6)docker-compose.yaml 编排

yaml 复制代码
version: '3'
services:
  hadoop-hdfs-nn:
    image: hadoop:v1
    user: "hadoop:hadoop"
    container_name: hadoop-hdfs-nn
    hostname: hadoop-hdfs-nn
    restart: always
    env_file:
      - .env
    ports:
      - "30070:${HADOOP_HDFS_NN_PORT}"
    command: ["sh","-c","/opt/apache/bootstrap.sh hadoop-hdfs-nn"]
    networks:
      - hadoop_network
    healthcheck:
      test: ["CMD-SHELL", "curl --fail http://localhost:${HADOOP_HDFS_NN_PORT} || exit 1"]
      interval: 10s
      timeout: 5s
      retries: 3
  hadoop-hdfs-dn-0:
    image: hadoop:v1
    user: "hadoop:hadoop"
    container_name: hadoop-hdfs-dn-0
    hostname: hadoop-hdfs-dn-0
    restart: always
    depends_on:
      - hadoop-hdfs-nn
    env_file:
      - .env
    ports:
      - "30864:${HADOOP_HDFS_DN_PORT}"
    command: ["sh","-c","/opt/apache/bootstrap.sh hadoop-hdfs-dn hadoop-hdfs-nn ${HADOOP_HDFS_NN_PORT}"]
    networks:
      - hadoop_network
    healthcheck:
      test: ["CMD-SHELL", "curl --fail http://localhost:${HADOOP_HDFS_DN_PORT} || exit 1"]
      interval: 10s
      timeout: 5s
      retries: 3
      # hadoop-hdfs-dn-1:
      #   image: hadoop:v1
      #   user: "hadoop:hadoop"
      #   container_name: hadoop-hdfs-dn-1
      #   hostname: hadoop-hdfs-dn-1
      #   restart: always
      #   depends_on:
      #     - hadoop-hdfs-nn
      #   env_file:
      #     - .env
      #   ports:
      #     - "30865:${HADOOP_HDFS_DN_PORT}"
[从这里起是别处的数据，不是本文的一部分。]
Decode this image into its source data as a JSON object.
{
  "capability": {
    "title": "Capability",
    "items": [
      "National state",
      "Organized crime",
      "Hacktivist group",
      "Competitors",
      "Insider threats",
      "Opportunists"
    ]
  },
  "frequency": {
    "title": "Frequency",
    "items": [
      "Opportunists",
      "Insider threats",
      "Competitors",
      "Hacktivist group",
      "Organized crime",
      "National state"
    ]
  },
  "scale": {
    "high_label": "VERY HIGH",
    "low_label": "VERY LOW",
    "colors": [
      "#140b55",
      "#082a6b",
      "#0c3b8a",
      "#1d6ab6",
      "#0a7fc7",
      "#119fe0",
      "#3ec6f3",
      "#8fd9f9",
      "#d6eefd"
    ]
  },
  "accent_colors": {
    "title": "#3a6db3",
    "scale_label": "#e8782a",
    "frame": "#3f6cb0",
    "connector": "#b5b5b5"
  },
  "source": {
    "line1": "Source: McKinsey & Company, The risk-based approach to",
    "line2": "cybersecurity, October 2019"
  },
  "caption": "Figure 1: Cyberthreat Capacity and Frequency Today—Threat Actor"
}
      #   command: ["sh","-c","/opt/apache/bootstrap.sh hadoop-hdfs-dn hadoop-hdfs-nn ${HADOOP_HDFS_NN_PORT}"]
      #   networks:
      #     - hadoop_network
      #   healthcheck:
      #     test: ["CMD-SHELL", "curl --fail http://localhost:${HADOOP_HDFS_DN_PORT} || exit 1"]
      #     interval: 10s
      #     timeout: 5s
      #     retries: 3
      # hadoop-hdfs-dn-2:
      #   image: hadoop:v1
      #   user: "hadoop:hadoop"
      #   container_name: hadoop-hdfs-dn-2
      #   hostname: hadoop-hdfs-dn-2
      #   restart: always
      #   depends_on:
      #     - hadoop-hdfs-nn
      #   env_file:
      #     - .env
      #   ports:
      #     - "30866:${HADOOP_HDFS_DN_PORT}"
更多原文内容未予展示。